In present study, demographic data regarding age, height, weight, gender and ASA physical status were comparable and the differences between the parameters among both groups were statistically not significant, which was similar to findings in other studies as well [1,13]. In present study, the ropivacaine with dexmedetomidine group (group RD) showed a faster onset of sensory block compared to the plain Ropivacaine group (group R) (4.78±1.68 mins vs. 7.87±1.98 mins, p-value <0.001). Similarly, the onset of motor blockade was earlier in group RD than in group R (8.4±2.34 mins vs. 12.3±2.95 mins, p-value <0.001). Similar findings were observed when using Dexmedetomidine as an adjuvant to Bupivacaine in SCB by Agarwal S et al., [19]. Jun Z et al., also recorded similar findings in their study by using dexmedetomidine as an adjuvant to ropivacaine. Additionally, they concluded that dexmedetomidine reduced upper limb ischaemia-reperfusion injury caused by the tourniquet [20]. Pandya N et al., also observed a faster onset, longer duration of blockade and longer duration of analgesia [15].
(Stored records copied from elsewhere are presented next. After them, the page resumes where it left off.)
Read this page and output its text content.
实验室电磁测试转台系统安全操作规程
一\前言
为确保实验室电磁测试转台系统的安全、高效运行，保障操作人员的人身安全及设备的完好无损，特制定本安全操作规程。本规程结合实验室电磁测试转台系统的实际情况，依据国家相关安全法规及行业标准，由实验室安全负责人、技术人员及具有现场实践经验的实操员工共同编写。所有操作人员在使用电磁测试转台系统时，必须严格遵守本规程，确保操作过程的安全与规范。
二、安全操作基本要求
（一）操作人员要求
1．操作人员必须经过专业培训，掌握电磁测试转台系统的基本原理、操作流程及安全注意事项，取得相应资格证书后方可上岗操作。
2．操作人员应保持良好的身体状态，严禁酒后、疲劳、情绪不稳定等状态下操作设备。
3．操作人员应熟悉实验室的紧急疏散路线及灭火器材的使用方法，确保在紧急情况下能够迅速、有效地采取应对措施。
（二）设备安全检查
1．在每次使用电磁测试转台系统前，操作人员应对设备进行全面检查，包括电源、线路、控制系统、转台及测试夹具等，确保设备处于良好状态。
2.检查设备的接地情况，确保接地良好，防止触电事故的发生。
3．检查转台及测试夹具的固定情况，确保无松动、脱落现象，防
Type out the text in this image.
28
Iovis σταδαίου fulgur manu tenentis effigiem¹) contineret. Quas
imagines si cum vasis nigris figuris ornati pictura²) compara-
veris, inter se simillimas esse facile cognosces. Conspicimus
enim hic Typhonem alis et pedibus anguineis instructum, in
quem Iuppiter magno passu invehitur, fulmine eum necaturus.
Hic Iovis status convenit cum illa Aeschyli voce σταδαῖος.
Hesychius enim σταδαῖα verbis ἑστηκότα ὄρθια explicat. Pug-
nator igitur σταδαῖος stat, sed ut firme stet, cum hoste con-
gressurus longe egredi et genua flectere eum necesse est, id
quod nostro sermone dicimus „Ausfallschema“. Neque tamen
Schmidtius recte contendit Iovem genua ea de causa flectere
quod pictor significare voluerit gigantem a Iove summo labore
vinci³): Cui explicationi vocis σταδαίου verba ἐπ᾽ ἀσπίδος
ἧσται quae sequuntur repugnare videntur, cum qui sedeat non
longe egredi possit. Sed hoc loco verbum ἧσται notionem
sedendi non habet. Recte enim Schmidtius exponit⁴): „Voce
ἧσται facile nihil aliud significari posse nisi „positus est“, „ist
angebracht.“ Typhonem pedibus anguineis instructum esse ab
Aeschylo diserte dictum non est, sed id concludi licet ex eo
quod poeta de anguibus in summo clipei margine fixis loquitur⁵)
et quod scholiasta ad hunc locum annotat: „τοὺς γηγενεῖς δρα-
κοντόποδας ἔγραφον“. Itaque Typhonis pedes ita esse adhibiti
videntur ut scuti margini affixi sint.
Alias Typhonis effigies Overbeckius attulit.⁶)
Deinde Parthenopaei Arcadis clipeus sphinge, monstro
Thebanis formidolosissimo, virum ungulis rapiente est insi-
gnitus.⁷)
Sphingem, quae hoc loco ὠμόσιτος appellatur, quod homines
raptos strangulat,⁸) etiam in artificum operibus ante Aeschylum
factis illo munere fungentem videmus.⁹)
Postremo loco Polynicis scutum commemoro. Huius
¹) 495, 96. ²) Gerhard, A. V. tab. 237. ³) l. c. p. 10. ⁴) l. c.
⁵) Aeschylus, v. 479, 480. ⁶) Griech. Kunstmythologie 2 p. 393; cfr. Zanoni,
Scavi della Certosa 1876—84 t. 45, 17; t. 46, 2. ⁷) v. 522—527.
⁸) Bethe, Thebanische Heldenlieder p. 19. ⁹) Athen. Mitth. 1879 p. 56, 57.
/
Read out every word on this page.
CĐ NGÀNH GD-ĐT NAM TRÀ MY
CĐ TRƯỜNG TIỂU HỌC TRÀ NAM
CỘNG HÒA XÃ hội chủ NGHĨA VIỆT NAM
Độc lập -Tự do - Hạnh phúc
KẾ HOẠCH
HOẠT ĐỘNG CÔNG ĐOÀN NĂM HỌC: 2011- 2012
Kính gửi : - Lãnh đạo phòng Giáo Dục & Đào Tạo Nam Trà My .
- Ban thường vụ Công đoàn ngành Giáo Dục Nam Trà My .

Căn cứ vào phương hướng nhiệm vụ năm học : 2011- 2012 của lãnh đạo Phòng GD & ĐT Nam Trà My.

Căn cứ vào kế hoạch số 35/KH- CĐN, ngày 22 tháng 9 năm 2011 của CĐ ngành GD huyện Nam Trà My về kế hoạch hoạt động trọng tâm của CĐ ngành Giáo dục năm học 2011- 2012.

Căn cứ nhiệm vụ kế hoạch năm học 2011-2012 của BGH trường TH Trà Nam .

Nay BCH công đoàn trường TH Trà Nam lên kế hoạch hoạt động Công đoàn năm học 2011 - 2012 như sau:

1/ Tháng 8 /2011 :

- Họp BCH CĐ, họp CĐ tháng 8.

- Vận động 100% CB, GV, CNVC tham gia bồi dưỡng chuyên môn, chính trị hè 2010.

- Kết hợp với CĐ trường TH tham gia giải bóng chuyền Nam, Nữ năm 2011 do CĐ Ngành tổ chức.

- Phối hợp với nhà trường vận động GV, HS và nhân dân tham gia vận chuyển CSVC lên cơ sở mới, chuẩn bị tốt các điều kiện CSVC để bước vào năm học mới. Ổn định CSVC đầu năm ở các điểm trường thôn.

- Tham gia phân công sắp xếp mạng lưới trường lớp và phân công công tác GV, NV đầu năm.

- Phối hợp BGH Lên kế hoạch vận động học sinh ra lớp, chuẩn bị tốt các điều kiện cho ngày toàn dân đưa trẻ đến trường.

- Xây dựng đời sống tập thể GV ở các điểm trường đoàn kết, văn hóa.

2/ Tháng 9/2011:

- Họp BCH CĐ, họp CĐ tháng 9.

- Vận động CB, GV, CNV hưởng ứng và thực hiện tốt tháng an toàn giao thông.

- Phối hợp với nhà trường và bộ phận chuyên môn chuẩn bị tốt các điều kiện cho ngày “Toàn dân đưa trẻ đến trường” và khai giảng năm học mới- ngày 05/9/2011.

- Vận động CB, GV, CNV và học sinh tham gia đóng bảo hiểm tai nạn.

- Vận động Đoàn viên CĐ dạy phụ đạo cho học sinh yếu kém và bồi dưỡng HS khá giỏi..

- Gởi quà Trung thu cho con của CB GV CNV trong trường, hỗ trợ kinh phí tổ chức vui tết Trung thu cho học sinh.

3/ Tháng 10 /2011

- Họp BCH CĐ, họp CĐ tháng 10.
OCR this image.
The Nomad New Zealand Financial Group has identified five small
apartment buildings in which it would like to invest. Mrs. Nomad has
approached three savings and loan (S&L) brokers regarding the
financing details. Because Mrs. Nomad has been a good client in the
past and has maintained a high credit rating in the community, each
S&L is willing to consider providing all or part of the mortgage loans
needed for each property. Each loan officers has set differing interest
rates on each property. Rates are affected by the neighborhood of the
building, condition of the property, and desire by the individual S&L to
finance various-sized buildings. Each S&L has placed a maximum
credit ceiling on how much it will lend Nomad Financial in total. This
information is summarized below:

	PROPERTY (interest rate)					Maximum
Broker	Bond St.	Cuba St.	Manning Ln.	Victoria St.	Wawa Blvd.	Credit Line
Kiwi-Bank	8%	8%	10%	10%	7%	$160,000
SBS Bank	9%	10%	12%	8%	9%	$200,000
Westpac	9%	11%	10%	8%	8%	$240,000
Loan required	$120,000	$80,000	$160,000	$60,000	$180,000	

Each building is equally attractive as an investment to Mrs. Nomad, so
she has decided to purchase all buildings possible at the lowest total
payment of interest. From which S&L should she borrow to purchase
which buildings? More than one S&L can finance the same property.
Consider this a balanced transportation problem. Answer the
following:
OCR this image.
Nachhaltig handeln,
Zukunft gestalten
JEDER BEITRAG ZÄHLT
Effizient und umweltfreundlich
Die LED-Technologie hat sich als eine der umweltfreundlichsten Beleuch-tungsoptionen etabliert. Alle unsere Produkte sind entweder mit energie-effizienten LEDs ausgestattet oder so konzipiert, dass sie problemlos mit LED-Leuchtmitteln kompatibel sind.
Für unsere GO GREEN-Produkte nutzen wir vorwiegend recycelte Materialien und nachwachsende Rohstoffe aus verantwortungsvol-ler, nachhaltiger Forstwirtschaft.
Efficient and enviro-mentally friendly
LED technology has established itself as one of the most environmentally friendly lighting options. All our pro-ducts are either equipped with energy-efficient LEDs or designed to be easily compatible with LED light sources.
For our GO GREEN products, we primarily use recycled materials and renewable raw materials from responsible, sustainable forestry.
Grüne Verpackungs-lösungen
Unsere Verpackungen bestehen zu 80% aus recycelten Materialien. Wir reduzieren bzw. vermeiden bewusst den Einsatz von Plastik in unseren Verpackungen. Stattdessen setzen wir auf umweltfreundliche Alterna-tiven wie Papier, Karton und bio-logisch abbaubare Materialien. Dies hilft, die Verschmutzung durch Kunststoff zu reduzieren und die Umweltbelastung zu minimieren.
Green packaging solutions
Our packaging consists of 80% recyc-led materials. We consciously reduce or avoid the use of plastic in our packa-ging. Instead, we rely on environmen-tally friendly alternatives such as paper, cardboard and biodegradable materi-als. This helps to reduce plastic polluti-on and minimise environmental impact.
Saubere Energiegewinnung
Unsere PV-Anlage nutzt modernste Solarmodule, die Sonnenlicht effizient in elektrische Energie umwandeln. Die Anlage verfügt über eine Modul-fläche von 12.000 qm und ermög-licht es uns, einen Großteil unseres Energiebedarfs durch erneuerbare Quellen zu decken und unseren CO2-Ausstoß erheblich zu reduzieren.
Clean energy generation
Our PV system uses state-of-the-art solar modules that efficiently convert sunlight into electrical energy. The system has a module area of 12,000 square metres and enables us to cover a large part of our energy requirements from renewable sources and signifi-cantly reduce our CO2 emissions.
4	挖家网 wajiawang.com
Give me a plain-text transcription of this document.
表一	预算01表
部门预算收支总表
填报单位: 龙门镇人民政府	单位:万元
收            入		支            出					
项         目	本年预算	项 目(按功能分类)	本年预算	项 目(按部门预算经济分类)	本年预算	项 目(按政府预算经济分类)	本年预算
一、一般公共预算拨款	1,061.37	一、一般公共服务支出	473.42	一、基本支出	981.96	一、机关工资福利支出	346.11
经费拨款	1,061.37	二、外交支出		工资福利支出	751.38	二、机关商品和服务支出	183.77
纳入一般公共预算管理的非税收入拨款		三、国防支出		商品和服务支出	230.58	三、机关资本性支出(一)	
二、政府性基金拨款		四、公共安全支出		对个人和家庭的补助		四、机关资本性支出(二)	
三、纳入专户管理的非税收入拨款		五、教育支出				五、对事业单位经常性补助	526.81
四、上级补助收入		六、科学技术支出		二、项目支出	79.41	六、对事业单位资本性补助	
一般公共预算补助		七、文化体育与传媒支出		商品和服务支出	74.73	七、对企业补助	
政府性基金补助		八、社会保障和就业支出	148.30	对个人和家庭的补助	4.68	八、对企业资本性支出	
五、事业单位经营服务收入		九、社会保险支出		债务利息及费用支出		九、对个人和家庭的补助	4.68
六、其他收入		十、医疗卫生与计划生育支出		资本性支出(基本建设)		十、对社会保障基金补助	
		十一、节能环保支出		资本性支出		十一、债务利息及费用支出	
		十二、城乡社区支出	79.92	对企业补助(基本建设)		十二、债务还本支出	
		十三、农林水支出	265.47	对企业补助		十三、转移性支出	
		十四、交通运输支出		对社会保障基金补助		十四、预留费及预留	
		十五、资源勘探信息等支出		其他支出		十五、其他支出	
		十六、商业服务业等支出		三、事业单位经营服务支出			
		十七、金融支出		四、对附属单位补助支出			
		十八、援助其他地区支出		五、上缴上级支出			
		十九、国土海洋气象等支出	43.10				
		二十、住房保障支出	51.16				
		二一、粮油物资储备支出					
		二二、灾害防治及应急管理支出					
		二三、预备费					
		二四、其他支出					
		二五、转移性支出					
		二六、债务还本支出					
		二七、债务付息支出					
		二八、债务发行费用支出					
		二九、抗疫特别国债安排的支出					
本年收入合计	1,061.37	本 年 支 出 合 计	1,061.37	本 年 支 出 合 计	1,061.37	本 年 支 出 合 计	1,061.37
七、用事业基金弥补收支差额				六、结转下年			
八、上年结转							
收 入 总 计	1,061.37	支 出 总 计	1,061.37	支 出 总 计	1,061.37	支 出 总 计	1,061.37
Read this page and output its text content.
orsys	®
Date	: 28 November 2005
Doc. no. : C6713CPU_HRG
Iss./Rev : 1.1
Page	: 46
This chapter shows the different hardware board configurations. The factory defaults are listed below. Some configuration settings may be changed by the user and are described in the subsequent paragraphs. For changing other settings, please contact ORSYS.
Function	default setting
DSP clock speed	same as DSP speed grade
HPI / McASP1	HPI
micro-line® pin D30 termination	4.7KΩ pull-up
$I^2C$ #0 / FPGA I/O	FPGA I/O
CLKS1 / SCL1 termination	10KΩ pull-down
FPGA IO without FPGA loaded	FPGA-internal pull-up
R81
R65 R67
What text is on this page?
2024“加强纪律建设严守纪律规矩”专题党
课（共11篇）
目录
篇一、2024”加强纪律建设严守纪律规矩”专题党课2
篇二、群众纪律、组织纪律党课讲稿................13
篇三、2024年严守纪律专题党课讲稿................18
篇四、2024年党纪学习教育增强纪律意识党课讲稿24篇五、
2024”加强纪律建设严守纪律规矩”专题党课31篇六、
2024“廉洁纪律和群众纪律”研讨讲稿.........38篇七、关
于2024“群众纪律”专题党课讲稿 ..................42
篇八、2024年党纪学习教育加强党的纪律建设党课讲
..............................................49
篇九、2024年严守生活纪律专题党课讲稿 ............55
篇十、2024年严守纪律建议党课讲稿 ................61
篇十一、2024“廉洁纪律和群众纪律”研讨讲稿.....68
Present study analysed the effect of 25 μg of dexmedetomidine as an adjuvant to 30 mL of ropivacaine, as this dose of dexmedetomidine has been shown to reduce the chances of bradycardia and hypotension compared to higher doses, while still providing similar effects on sensory and motor block, analgesia and enhanced quality of the block. This dosing of ropivacaine has been studied in various other studies in SCB [21-24]. In present study, the mean duration of motor blockade was significantly longer in group RD than in group R (685±62.74 mins vs. 465±72.62 mins, p-value <0.001). Similarly, the duration of analgesia was longer in group RD than in group R (807.5±165.51 mins vs. 485±81.31 mins, p-value <0.001). Similar findings were documented by Sudani C et al., and Pandya N et al., who concluded that the utilisation of dexmedetomidine as an adjuvant to ropivacaine in SCB prolongs the duration of motor blockade and analgesia [1,15].
Limitation(s)
As this study was conducted at a single centre, the findings may not be generalised. Large multricentric studies should be conducted in future for more generalised results.
Conclusion(s)
Dexmedetomidine, administered as an adjuvant at a dose of 25 μg in combination with ropivacaine during an ultrasound-guided SCB, demonstrates a faster onset of sensory and motor block. It also prolongs the duration of sensory blockade, motor blockade and analgesia, resulting in decreased postoperative analgesic requirements and providing a high-quality block for patients. Additionally, it offers excellent haemodynamic stability with minimal complications, positioning dexmedetomidine as one of the best adjuvants to ropivacaine for SCB.